Baca juga: Mengutuk dan Merayakan Masturbasi
Batasan keperawanan masih mengundang pro dan kontra, tetapi berbagai pemegang kuasa malah menggunakan glorifikasi keperawanan dan selaput dara untuk mendiskriminasi perempuan. Ambil contoh kasus Dinas Pendidikan Kota Prabumulih, Sumatera Selatan, pada 2013 yang memberikan dukungan terhadap rencana orang tua yang bermaksud untuk melakukan tes keperawanan bagi anaknya.
Wacana semacam itu hanya sebagai gambaran bahwa seksualitas perempuan, adalah hal yang tabu, terepresi, dianggap negatif. Adakah yang memperkarakan keperjakaan para siswa? Nihil. Tes keperawanan menjadi wujud paling kentara perlakuan tak adil terhadap perempuan. Perempuan baik adalah perempuan yang masih perawan sampai menikah.

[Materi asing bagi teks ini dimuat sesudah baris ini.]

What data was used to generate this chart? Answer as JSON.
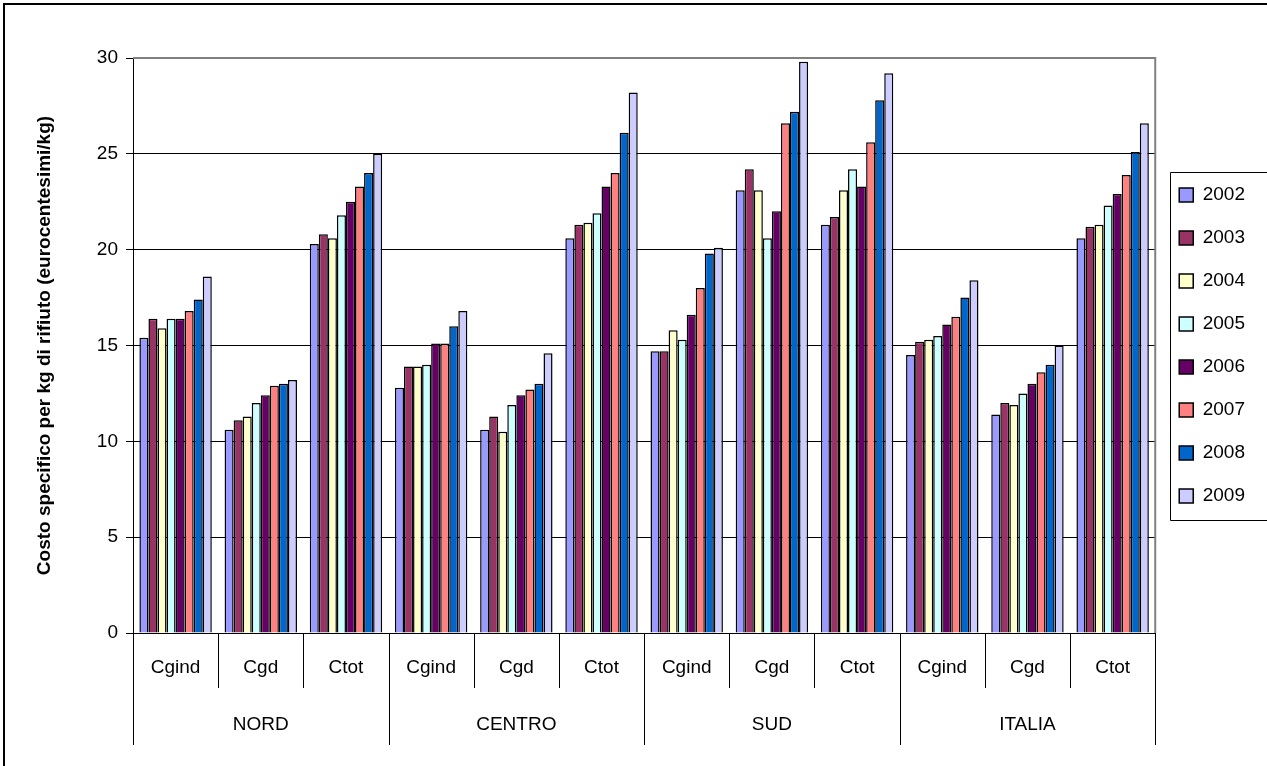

Bagaimana dengan laki-laki? Berapa kali pun pernah masturbasi atau berhubungan seks dengan perempuan mana pun, nyaris tak terkena sanksi sosial apa pun. Bagaimana pula mengecek keperjakaannya? Keberadaan selaput dara dalam tubuh perempuan di satu titik membawa problem tidak terhindarkan alih-alih kenyamanan, utamanya di negara-negara dengan budaya konservatif.
Walaupun wacana tes keperawanan sudah berulang kali mendapat reaksi negatif dari pembela hak perempuan, isu ini tak sudah-sudah diangkat di Indonesia. Pada 2017, hal ini disarankan oleh seorang hakim pula, Binsar Gultom. Khalayak pun mengkritiknya dengan tuduhan tak sensitif, bias gender, dan sebagainya. Bila seorang penegak hukum saja masih bersikap seksis macam itu, maka tak layakkah perempuan meragukan penjaminan hak-haknya kelak?
Baca juga: Tanggapan Hakim Binsar Soal Kritik Atas Usul Tes Keperawanan
Patriarki adalah sistem budaya, bukan perkara perbuatan individu saja. Pahitnya, sistem budaya macam ini memberi makna-makna terhadap sesuatu yang berimbas pada pelabelan, sikap diskriminatif, sampai eksklusi sosial terhadap perempuan.